= Chauzje Choosha =

Zambian sprinter

Chauness Chauzje Choosha (born 31 December 1992) is a Zambian sprinter. She participated in the 2012 IAAF World Indoor Championships where she established a new Zambian national record in the 60 metres, and was eliminated at the semi-final stage of the 100 metres at the African Championships in Athletics. Choosha qualified for the 2012 Summer Olympics via a wildcard and did not qualify for the preliminary round of the 100 metres.

==Early life==
Choosha was born on 31 December 1992 in Monze, Zambia. She was educated at Musuku High School.

==Career==
===2012 IAAF World Indoor and African Championships===
Choosha made her international athletics début at the 2012 IAAF World Indoor Championships in the 60 metres, and set a new Zambian national record in the discipline, with a time of 8.19 seconds. However, she finished eighth (and last) in her heat and did not advance to the semi-finals. She later travelled to Benin to compete in the 2012 African Championships in Athletics where she participated in the 100 metres and qualified for the semi-finals with a time of 12:72 seconds, but was eliminated from competition after the semi-final round.

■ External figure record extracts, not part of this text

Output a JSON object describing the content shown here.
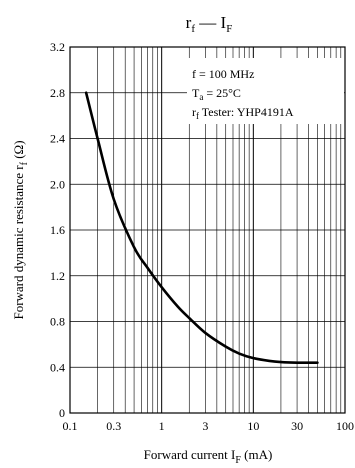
{
  "chart_data": {
    "type": "line",
    "title_main": "r",
    "title_main_sub": "f",
    "title_dash": " — I",
    "title_dash_sub": "F",
    "xlabel_main": "Forward current  I",
    "xlabel_sub": "F",
    "xlabel_unit": " (mA)",
    "ylabel_main": "Forward dynamic resistance  r",
    "ylabel_sub": "f",
    "ylabel_unit": " (Ω)",
    "x_scale": "log",
    "xlim": [
      0.1,
      100
    ],
    "ylim": [
      0,
      3.2
    ],
    "x_tick_labels": [
      {
        "value": 0.1,
        "label": "0.1"
      },
      {
        "value": 0.3,
        "label": "0.3"
      },
      {
        "value": 1,
        "label": "1"
      },
      {
        "value": 3,
        "label": "3"
      },
      {
        "value": 10,
        "label": "10"
      },
      {
        "value": 30,
        "label": "30"
      },
      {
        "value": 100,
        "label": "100"
      }
    ],
    "y_ticks": [
      0,
      0.4,
      0.8,
      1.2,
      1.6,
      2.0,
      2.4,
      2.8,
      3.2
    ],
    "y_tick_labels": [
      "0",
      "0.4",
      "0.8",
      "1.2",
      "1.6",
      "2.0",
      "2.4",
      "2.8",
      "3.2"
    ],
    "grid": true,
    "annotations": {
      "line1": "f = 100 MHz",
      "line2_main": "T",
      "line2_sub": "a",
      "line2_rest": " = 25°C",
      "line3_main": "r",
      "line3_sub": "f",
      "line3_rest": " Tester: YHP4191A"
    },
    "series": [
      {
        "x": [
          0.15,
          0.2,
          0.3,
          0.5,
          0.7,
          1,
          1.5,
          2,
          3,
          5,
          7,
          10,
          15,
          20,
          30,
          50
        ],
        "y": [
          2.8,
          2.4,
          1.87,
          1.45,
          1.27,
          1.1,
          0.93,
          0.83,
          0.7,
          0.58,
          0.52,
          0.48,
          0.455,
          0.445,
          0.44,
          0.44
        ]
      }
    ]
  }
}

Phiri also took part in the 200 metres but did not make the semi-final round after finishing last in her heat and 30th overall.

===London Olympics===
Choosha qualified for the 2012 Summer Olympics in London via a wildcard after long-distance runner Tonny Wamulwa was injured in a road traffic accident three weeks before the games started. She took part in the women's 100 meters in the preliminary round on 3 August and was drawn in heat one, finishing fourth out of eight athletes, with a time of 12:29 seconds. As of 2016, the time is her personal best. She ranked ahead of Afa Ismail from the Maldivies (12.52 seconds) and Jordan's Rima Taha (12.66 seconds) in a heat led by Feta Ahamada of the Comoros (11.81 seconds). Overall, she finished 57th out of 78 competitors, and did not advance into the first round because her fastest time was 0.05 seconds slower than the slowest athlete who progressed.